John Paul Stevens on Education
Supreme Court Justice (nominated by Pres. Ford 1975)
Parochial school vouchers violate church-state separation.
Justice Stevens joined the dissent on Zelman v. Simmons-Harris on Jun 27, 2002:
The public schools in many of the poorer parts of Cleveland were deemed failures, and the legislature enacted the Pilot Project Scholarship Program to provide tuition vouchers for up to $2,250 a year to attend participating public or private schools. The parents chose where to enroll their children.
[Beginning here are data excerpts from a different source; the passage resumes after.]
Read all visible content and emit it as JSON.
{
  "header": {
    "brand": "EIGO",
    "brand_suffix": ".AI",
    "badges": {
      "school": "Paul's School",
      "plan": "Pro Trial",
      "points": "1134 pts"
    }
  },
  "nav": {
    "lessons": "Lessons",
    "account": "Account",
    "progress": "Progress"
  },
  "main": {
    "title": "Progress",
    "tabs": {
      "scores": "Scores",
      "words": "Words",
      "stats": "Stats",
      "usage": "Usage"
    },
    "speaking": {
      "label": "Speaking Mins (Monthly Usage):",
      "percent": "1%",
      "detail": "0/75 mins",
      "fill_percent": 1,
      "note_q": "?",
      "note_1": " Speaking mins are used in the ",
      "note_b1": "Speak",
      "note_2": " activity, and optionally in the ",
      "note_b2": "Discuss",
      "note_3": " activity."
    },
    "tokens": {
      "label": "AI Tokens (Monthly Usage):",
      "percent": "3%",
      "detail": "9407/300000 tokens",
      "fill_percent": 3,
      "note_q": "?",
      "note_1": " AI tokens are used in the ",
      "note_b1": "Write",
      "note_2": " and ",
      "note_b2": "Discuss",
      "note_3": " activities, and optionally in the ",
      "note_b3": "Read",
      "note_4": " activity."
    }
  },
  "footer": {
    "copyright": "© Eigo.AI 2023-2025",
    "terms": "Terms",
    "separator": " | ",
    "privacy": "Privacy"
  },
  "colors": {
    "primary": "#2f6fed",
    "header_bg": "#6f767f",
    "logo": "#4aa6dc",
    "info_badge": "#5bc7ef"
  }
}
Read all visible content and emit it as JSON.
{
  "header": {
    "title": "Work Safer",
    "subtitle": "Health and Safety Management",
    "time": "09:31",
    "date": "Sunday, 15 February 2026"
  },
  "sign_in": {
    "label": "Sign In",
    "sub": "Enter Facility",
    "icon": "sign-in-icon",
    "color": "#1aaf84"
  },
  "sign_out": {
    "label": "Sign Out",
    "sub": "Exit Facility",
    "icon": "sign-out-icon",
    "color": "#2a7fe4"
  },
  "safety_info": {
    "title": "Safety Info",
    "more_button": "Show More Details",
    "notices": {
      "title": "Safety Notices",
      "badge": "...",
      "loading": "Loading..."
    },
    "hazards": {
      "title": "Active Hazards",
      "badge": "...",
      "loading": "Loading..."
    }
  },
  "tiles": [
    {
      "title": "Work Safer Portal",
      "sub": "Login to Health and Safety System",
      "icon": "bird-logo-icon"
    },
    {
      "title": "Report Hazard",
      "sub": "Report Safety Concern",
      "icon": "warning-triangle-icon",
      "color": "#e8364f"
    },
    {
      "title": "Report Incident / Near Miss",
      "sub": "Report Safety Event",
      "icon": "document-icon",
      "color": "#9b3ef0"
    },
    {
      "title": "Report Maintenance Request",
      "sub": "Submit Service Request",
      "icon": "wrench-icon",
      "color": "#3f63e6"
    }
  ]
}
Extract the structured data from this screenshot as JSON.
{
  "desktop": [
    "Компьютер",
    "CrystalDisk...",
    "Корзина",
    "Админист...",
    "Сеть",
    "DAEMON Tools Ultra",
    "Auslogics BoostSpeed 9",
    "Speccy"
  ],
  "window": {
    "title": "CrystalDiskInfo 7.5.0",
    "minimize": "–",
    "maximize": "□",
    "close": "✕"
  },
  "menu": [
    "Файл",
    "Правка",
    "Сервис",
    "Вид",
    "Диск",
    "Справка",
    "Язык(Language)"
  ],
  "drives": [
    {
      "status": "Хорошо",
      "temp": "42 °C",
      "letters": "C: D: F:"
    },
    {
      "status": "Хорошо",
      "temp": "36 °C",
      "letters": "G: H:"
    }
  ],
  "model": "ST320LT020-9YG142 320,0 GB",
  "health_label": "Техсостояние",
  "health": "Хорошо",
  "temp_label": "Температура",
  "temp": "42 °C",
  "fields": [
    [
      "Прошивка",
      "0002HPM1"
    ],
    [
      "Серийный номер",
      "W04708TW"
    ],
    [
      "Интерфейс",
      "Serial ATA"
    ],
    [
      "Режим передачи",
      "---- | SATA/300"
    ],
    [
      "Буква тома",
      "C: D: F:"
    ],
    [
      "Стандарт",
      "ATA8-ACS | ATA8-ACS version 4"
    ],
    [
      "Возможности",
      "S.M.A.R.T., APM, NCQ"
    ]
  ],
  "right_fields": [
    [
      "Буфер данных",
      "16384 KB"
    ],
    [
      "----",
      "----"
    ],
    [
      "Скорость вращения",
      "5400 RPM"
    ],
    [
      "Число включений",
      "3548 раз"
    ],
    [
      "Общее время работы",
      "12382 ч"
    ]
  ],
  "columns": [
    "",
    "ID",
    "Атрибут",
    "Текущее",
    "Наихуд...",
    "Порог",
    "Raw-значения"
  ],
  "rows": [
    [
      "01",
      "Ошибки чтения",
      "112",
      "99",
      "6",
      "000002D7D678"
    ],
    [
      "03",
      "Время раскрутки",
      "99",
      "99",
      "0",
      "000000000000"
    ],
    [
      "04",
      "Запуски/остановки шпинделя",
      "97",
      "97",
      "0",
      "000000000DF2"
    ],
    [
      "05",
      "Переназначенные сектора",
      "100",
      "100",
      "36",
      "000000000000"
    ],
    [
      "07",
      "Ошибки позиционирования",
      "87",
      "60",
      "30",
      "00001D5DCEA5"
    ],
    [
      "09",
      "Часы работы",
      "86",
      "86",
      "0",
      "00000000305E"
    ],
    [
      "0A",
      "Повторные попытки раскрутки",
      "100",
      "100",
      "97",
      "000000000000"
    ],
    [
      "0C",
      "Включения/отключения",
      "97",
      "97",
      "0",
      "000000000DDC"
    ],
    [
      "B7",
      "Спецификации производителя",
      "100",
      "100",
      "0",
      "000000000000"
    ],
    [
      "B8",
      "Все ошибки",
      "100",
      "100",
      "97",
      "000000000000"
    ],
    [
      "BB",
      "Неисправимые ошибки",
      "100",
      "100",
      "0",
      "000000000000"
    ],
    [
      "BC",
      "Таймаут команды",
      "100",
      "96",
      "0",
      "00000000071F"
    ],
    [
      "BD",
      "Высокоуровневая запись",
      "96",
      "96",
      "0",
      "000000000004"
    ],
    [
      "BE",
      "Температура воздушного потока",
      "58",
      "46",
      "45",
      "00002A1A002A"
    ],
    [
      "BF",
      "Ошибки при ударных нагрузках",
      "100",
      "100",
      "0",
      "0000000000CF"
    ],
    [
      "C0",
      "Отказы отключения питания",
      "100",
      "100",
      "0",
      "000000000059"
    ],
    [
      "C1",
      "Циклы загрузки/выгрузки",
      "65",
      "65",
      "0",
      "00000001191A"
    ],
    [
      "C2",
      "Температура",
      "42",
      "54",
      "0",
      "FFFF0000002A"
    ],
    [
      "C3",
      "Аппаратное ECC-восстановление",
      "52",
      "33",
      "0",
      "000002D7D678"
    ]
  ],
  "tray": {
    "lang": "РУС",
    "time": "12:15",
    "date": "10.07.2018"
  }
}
In the 1999-2000 school year, 82% of the participating private schools had a religious affiliation.
HELD: Delivered by Rehnquist, joined by Scalia, KennedyThe Ohio program does not violate the Establishment Clause, because it passed a 5-part Private Choice Test developed for this case:
Rehnquist wrote that "the incidental advancement of a religious mission is reasonably attributable to the individual aid
recipients not the government, whose role ends with the disbursement of benefits."
- the program must have a valid secular purpose
- aid must go to parents and not to the schools
- a broad class of beneficiaries must be covered
- the program must be neutral with respect to religion, and
- there must be adequate nonreligious options.
CONCURRENCE: Concurrence by O'Connor and ThomasVoucher programs like the one in this case are essential because "failing urban public schools disproportionately affect minority children most in need of educational opportunity." Vouchers give families an opportunity to enroll their children in more effective private schools. Otherwise, "the core purposes of the 14th Amendment" would be frustrated.
DISSENT: Dissent by Souter, joined by Stevens, Ginsburg, Breyer"The voluntary character of parochial education over an education in the public school system is irrelevant to the question whether the government's choice to pay for religious indoctrination is constitutionally permissible." Religious instruction and secular education cannot be separated and this violates the Establishment Clause.
Source: Supreme Court case 02-ZELMAN argued on Feb 20, 2002
Ok to deny scholarships to divinity students.
Justice Stevens joined the Court's decision on Locke v. Davey on Feb 25, 2004:
Voting 7-2, the court upholds the provisions of Washington state's Promise Scholarship program, which offers taxpayer-funded scholarships to low-income college students enrolled in secular studies.
HELD: Delivered by Rehnquist, joined by Stevens, O'Connor, Kennedy, Souter, Ginsburg, BreyerThe justices rule in Locke v. Davey that states are not violating the First Amendment's guarantee of religious freedom if they choose not to subsidize students studying for the ministry. The decision upholds the constitutionality of the scholarship program which excluded students pursuing a "degree in theology."
DISSENT: Dissent by Scalia, joined by Thomas
When the State withholds a benefit from some individuals solely on the basis of religion, it violates the Free Exercise Clause no less than if it had imposed a special tax. That is precisely what the State of Washington has done here. It has created a generally available public benefit, whose receipt is conditioned only on academic performance, income, and attendance at an accredited school. It has then carved out a solitary course of study for exclusion: theology.
Source: Supreme Court case 04-LOCKE argued on Dec 2, 2003
Disallow taxpayer funding for parochial school materials.
Justice Stevens joined the dissent on MITCHELL v. HELMS on Jun 28, 2000:
Chapter 2 of the Education Consolidation and Improvement Act channels federal funds for educational materials such as library media and computer software, to public and private schools to implement “secular, neutral, and nonideological” programs. About 30% of Chapter 2 funds spent in Jefferson Parish, Louisiana, are allocated for private schools, most of which are religiously affiliated. Respondents filed suit alleging that Chapter 2 violated the First Amendment’s Establishment Clause.
Held:(Thomas, joined by Rehnquist, Scalia, and Kennedy)
Chapter 2, as applied in Jefferson Parish, is not a law respecting an establishment of religion simply because many of the private schools receiving Chapter 2 aid in the parish are religiously affiliated.
Concurrence:(O’Connor, joined by Breyer)
The expansive scope of the plurality’s rule is troubling. First, the plurality’s treatment of neutrality comes close to assigning that factor singular importance
in the future adjudication of Establishment Clause challenges to government school-aid programs. Second, the plurality’s approval of actual diversion of government aid to religious indoctrination is in tension with our precedents and is unnecessary to decide this case. [Within those limits], I concur in the judgment.
Dissent:(Souter, joined by Stevens and Ginsburg)
The First Amendment’s Establishment Clause bars the use of public funds for religious aid. The plurality is candid in pointing out the extent of actual diversion of Chapter 2 aid to religious use in the case before us, and equally candid in saying it does not matter. To the plurality there is nothing wrong with aiding a school’s religious mission; the only question is whether religious teaching obtains its tax support under a formally evenhanded criterion of distribution. The plurality equates a refusal to aid religious schools with hostility to religion. I respectfully dissent.